New York Daily News: Support for Ukraine is crucial, but a no-fly zone is still an unwise escalation

In arguing forcefully before Congress for NATO to institute a no-fly zone over Ukrainian airspace, President Volodymyr Zelenskyy did what any besieged head of state would do: He advocated for what he believes will safeguard his people. His dedication to his country’s unyielding resistance to Russian aggression is admirable.

Yet President Joe Biden is not the president of Ukraine, and neither are the leaders of the NATO alliance, and they must make decisions that will best punish Putin and his forces without provoking a far wider and bloodier conflagration. Engaging in direct combat with the Russian military, likely sparking a hot war between nuclear-armed powers, from where we sit remains a too-risky proposition.

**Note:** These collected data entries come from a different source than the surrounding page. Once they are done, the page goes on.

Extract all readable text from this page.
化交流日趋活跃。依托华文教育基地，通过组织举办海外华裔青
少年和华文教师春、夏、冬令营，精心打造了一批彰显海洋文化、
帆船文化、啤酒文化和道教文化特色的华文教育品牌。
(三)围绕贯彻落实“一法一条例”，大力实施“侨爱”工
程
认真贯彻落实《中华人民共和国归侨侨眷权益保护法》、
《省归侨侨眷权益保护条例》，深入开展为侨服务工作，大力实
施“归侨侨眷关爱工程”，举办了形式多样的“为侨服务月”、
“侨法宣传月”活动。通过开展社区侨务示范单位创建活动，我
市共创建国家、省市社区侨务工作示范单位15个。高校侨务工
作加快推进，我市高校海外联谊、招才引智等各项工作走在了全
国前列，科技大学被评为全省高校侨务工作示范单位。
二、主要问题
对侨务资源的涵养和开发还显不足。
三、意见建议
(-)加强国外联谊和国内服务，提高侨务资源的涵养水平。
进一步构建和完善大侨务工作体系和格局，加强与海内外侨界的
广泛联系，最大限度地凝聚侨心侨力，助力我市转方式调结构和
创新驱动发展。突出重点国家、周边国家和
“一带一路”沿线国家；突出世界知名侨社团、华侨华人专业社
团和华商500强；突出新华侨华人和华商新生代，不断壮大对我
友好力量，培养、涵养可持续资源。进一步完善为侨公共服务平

It is in America’s interest for the Russian president’s demented campaign to be countered and turned back, as it’s clear that allowing him to act on his expansionist designs has only encouraged him, and will do the same to other strongmen with territorial ambitions. The best way forward now is to continue with the two-pronged strategy of providing support for Ukraine’s army and territorial defenders, and punishing Putin at home.

Biden’s announcement of more than $1 billion in security assistance to Ukraine might not be as flashy or cathartic as U.S. troops taking down the autocrat’s warplanes, but it is crucial to preserving Ukraine’s momentum. By all accounts, American anti-aircraft systems, anti-tank weapons and other advanced weapons have been vital in preventing the quick victory Putin had expected. With them, Ukrainian fighters can themselves combat Russian air power.

Continued sanctions and the cutting off of Russia from world markets and financial systems is a longer game, and while it’s hard to see the nexus between that and the bombs falling on civilian buildings in Ukraine, the truth is that the economic measures are already weakening Russia’s economy, and with it, Putin’s ability to prolong an increasingly unpopular war.

Cooler allied heads might not keep Putin from battering Ukraine, but for now, they can box him in and head off a world war.